First Death (excerpt from “Exit Music”)

bi_newcover1 (2012_08_18 15_01_40 UTC)

The first time I died, I was an infant.

They told me about it later. We lived in the woods near Rockford, Alabama, if you are one of the few people who know where that is. It was during the second World War. I was born only twenty-three months before my death. I learned much during those months, however.

Next to the river whose name sounds like a particular of Creek foreplay, and close to that isolated little city of Rockford, there was (in 1942) a narrow road, Glaze, which led to a ferry. The ferry worked constantly because of the many people who had to travel that road. My father and uncle worked on the ferry and had almost no time off work during that period. At any time of day or night green army jeeps and trucks might come to one bank or the other, their drivers bellowing across the water for haste. The ferryboat was quite old and could not move fast.
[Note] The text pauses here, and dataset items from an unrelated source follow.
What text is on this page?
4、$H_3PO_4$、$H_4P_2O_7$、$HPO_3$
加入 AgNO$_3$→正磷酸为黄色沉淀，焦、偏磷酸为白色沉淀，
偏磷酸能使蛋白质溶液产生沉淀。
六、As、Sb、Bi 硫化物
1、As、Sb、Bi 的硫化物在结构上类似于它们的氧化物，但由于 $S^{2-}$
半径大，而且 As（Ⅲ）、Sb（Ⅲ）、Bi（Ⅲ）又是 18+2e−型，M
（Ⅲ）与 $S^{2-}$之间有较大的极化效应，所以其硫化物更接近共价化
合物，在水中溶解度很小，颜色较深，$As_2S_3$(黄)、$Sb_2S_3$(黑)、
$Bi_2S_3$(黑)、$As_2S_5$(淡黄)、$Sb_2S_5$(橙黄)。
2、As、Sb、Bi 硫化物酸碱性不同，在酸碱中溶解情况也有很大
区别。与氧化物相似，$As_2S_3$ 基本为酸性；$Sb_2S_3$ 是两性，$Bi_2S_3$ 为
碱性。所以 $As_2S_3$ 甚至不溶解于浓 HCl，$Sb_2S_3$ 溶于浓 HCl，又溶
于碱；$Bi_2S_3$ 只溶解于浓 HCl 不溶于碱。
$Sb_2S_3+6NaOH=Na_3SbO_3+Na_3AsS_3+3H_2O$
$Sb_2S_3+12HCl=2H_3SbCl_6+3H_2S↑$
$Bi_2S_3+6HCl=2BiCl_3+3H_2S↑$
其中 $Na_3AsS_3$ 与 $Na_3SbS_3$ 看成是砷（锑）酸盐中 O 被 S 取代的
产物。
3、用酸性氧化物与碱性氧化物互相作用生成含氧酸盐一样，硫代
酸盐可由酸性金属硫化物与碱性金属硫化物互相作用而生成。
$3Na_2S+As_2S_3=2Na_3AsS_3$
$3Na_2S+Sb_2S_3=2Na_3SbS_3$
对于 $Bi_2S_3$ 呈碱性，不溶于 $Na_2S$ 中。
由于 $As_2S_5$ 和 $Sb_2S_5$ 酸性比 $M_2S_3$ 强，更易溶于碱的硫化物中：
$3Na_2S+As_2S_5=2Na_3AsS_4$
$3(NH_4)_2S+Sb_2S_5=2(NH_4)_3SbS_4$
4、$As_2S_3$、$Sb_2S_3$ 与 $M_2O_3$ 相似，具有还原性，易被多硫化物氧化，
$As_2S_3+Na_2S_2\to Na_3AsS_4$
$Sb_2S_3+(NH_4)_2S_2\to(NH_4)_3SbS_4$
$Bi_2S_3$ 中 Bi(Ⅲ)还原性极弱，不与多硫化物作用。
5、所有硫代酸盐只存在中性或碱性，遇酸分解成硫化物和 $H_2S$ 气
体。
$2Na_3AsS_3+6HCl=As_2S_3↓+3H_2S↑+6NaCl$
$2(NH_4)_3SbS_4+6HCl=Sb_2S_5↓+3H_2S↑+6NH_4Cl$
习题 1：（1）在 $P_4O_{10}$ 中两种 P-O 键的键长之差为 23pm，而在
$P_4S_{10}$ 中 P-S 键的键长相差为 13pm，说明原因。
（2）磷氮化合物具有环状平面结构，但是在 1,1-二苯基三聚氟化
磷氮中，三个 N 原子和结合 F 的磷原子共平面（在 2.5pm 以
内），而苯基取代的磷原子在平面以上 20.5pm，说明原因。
My father worked the night shift and my uncle the day shift. When either of them tired of the shift they pulled, he would tell his brother and they would switch. This went on for some years after the war and after my death.

One night before my birth, the last part of December 30, my father was plowing the ferry like a water-ox across the Coosa, trying to ignore a man who wanted to sell him one of the motorcars. “Man drove it three and a half years, died, heart attack, wife sold it to my boy and my boy’s in the Marines now. Whattaya say, man? Huh?”

Suddenly my uncle came running to the bank toward which the ferry was creeping, waving his left arm (he was left-handed), his voice moving over the night waters like some nearly-mute flying fish, though fish in the Coosa are not known to fly.

“Sa-a-a-a-am!! Hey Sa-a-a-ammm!” A whistle through his fingers pierced the air.

The purpose of this commotion was to let my father know that I was being born and that he would cover my father’s shift that cold night and the next morning, too, if necessary.

I grew along like any infant. A local store supplied me with plenty of bland jellied food, since my mother’s breast milk was no good. I received numerous uncomplicated toys of wood and rubber. It was a relatively happy life.

Ah, but just about the time I was beginning to develop a rudimentary concept of myself, disaster came in the form of a small bone.

Near Thanksgiving, 1944, with many giving thanks for so much (the Bulge battle had not yet surprised everyone), I ate something a two-year-old shouldn’t. A friendly aunt or perhaps a naive young cousin gave me a bit of turkey or chicken – whatever it was that year – and a burred bone caught in my throat. I remember hacking, coughing, making catarrhal sounds belonging to someone tens of years older.

After listening to me cough all day the following Friday, on Saturday I was taken to a doctor in Montgomery. Our odd old car had no heater and, ah luck!, a freakish snowstorm that day – the 25th – hampered everyone on the long, awful drive. Just outside the city the snow stopped falling and I ceased to sleep without waking. I knew I was done for, as they say. Vague keening sounds seemed to come from outside the car. The air force base’s planes were all covered in white, or they may have been painted white.

At the hospital, the ER doctor pronounced me dead before he went into another room to complete the necessary paperwork concerning my demise.